As with almost all consumer models that feature tiny built-in flash units, when shooting indoors or in marginal lighting, you will have to work within the limits of the camera's flash. The C553 is rated to cover a maximum rage of about 11.5 feet at wide angle. While this is sufficient for most interior shooting, it does not have the power to illuminate large open rooms or areas. We shot our indoor flash samples from about 4 or 5 feet away using the mid telephoto end of the zoom range. When doing so, our portraits showed good flash exposure and pleasing skin tones. The camera's red eye reduction flash mode was effective on most subjects. One feature this model wold greatly benefit from is an AF-assist lamp. I found in low ambient lighting the AF system tends to fail more often than not. Like the C663, the C533 controls its flash well at close range, making it a good choice for macro photography or producing images of small objects for online auction listings.

Movie mode allows you to record video at resolutions of 640x480 or 320x240 with audio. Overall it produced average results for a consumer model. Our outdoor samples showed the AF system does a good job of keeping up with moving subjects, but you can see some compression artifacts and the audio is a bit out of whack. The lawn mower in our example sounds more like a UFO from a Sci-Fi movie.

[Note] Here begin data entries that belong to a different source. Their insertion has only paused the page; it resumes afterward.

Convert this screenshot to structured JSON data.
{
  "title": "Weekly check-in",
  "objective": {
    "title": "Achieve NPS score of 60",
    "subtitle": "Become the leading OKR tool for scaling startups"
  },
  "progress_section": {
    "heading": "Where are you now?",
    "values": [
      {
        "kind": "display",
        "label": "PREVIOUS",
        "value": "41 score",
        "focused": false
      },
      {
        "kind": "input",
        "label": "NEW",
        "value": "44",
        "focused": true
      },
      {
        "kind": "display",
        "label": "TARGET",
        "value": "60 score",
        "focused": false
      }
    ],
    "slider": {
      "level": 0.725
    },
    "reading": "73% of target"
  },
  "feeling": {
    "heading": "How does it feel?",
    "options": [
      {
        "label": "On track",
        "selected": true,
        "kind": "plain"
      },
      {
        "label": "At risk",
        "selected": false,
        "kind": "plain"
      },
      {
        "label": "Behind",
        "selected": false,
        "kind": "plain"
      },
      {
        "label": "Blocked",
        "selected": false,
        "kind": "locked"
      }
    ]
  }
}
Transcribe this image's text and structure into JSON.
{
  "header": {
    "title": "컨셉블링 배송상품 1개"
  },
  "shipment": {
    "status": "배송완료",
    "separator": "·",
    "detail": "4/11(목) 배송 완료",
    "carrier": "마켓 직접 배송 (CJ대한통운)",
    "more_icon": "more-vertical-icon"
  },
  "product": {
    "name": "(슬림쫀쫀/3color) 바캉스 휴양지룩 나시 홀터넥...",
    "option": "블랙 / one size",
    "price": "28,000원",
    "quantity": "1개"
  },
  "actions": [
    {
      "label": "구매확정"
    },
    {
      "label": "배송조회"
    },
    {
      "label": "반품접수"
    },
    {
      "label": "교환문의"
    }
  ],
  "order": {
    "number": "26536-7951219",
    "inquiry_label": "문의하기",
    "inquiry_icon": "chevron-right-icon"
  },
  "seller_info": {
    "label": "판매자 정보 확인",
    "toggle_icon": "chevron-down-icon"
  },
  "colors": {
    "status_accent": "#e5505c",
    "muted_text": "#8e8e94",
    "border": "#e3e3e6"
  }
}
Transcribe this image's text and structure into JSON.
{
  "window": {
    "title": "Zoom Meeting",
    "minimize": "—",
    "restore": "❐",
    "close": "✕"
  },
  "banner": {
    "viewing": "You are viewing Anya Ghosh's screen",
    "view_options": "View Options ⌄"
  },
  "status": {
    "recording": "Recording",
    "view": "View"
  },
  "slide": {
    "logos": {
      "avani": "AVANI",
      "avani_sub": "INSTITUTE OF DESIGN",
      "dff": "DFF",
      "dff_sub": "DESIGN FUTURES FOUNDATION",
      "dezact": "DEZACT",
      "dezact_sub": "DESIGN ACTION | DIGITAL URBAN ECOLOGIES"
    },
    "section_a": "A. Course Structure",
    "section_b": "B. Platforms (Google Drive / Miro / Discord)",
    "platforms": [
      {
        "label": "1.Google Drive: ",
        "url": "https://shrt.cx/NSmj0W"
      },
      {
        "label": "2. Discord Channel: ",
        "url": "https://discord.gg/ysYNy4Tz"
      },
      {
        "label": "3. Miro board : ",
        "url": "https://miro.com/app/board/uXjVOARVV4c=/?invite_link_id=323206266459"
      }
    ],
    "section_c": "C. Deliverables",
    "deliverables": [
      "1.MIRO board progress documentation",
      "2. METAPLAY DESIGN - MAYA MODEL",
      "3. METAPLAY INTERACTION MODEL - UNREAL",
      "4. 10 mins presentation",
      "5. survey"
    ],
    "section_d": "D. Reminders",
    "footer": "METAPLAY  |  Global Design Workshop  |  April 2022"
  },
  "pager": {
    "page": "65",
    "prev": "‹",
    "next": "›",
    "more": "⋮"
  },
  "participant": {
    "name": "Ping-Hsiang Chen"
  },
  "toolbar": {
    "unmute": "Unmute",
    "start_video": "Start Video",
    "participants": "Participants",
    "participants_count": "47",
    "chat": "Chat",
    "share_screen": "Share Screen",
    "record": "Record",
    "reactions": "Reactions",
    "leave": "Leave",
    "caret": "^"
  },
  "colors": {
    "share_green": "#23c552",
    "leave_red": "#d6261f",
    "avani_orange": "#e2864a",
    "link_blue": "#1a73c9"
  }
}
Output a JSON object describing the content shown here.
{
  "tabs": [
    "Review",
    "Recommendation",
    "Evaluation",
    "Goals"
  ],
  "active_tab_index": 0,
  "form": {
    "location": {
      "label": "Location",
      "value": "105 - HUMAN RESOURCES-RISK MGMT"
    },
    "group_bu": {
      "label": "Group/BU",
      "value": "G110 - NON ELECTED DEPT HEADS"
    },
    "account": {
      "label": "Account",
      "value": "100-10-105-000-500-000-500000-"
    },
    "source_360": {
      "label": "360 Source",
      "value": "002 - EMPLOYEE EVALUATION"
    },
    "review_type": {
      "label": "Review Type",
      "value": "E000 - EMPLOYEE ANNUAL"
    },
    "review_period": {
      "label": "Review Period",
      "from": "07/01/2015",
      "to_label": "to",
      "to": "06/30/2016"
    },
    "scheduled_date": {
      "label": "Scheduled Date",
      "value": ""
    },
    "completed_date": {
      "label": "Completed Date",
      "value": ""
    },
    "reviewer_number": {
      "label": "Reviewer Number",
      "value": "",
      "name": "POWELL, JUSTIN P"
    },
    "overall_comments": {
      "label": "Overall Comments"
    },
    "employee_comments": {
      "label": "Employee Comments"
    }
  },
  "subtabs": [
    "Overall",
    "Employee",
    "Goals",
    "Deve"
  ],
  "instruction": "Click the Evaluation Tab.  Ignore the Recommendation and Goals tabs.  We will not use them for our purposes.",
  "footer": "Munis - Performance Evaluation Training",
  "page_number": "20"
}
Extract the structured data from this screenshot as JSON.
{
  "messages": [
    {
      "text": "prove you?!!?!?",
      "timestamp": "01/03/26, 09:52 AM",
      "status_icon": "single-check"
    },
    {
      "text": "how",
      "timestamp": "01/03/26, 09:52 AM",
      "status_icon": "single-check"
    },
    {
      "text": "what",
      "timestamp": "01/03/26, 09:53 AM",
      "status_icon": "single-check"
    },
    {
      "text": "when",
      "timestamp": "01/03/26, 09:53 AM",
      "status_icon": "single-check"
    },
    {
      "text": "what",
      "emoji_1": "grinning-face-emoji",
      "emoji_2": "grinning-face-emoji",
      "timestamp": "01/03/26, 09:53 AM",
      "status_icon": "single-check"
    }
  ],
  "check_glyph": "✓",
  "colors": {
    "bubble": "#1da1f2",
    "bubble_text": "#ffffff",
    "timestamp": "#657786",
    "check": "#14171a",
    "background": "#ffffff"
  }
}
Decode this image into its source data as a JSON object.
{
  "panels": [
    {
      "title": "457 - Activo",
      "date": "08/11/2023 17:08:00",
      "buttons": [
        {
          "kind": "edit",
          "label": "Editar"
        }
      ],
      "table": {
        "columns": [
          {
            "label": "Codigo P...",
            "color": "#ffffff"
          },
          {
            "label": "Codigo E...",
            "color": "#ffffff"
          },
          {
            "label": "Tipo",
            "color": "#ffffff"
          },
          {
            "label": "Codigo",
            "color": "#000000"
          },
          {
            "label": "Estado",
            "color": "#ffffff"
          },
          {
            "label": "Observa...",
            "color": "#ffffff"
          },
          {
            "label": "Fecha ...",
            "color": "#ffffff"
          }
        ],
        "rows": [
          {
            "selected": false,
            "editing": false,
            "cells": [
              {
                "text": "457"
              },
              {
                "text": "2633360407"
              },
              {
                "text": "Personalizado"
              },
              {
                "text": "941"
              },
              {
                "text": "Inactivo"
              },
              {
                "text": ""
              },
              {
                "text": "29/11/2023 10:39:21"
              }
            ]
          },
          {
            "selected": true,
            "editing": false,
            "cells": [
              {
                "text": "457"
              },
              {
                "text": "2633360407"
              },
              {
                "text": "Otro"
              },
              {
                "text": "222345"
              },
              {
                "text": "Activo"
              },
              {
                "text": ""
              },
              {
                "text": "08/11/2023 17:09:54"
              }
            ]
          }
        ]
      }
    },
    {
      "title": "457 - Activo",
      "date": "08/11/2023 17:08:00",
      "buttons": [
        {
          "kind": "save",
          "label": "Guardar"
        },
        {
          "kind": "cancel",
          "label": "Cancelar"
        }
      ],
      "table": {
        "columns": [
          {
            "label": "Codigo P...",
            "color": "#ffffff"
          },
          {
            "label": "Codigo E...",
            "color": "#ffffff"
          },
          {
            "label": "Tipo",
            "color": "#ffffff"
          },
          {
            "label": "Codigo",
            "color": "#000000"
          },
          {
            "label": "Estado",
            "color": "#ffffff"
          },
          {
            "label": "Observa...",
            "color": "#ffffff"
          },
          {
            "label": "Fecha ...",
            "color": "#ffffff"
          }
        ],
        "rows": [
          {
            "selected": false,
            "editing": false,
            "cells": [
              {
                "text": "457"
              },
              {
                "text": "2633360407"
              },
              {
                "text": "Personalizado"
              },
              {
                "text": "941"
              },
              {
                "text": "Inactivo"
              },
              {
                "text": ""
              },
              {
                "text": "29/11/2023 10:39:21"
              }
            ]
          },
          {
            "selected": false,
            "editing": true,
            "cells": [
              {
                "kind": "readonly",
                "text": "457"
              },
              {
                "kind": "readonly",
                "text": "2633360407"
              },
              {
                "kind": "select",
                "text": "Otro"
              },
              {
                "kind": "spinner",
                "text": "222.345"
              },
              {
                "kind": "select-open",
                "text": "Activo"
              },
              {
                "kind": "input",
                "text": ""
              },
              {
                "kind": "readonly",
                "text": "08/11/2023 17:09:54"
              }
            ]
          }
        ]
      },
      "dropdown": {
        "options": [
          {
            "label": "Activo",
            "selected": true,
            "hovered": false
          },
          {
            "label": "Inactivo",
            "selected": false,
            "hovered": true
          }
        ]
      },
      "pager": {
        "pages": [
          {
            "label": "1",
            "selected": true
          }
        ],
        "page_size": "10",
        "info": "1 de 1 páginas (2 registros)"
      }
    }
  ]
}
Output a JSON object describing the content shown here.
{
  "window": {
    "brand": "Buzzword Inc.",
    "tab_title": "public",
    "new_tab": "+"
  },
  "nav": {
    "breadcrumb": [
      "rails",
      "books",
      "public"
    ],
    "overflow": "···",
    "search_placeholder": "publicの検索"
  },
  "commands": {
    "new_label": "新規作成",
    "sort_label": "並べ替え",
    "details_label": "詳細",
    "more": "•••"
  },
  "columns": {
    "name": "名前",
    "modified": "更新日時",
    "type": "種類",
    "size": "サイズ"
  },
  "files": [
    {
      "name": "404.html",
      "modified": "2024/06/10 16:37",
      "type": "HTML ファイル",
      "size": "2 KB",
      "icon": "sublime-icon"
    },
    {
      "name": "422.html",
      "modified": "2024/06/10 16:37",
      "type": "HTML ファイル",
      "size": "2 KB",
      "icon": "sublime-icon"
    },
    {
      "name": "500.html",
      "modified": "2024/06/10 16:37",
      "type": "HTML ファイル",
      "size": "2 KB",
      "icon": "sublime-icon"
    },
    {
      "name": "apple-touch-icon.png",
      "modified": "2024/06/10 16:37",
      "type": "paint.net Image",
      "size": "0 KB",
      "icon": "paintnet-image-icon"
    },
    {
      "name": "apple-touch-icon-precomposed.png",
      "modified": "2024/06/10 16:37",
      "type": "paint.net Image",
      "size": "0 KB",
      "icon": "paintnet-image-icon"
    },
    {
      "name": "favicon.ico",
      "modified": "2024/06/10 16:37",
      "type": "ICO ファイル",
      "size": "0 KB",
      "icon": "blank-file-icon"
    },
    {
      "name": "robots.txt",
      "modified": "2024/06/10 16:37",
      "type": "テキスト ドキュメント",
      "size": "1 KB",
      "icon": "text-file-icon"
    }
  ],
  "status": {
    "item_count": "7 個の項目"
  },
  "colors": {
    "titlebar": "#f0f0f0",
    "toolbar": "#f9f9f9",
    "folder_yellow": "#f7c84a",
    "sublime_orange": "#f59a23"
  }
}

Power is supplied by either 2 AA-type cells or a single CR-V3 type lithium pack. Using a set of 2500mAh NiMH batteries allowed me to capture many of our samples (about 50 shots and several movies) as well as conclude many of our other tests before having to put in a new set. The actual amount of images you can capture will determine solely on how often you use the LCD and flash.

Bottom line - Kodak's EasyShare C533 is yet another appealing digicam in the entry-level consumer class. Offering average image quality, good performance, and plenty of helpful exposure modes, the C533 will make a great choice for anyone looking for an affordable alternative to disposable 35mm film cameras. With an MSRP of about $179, it offers great "bag for your buck" for a 5-megapixel model.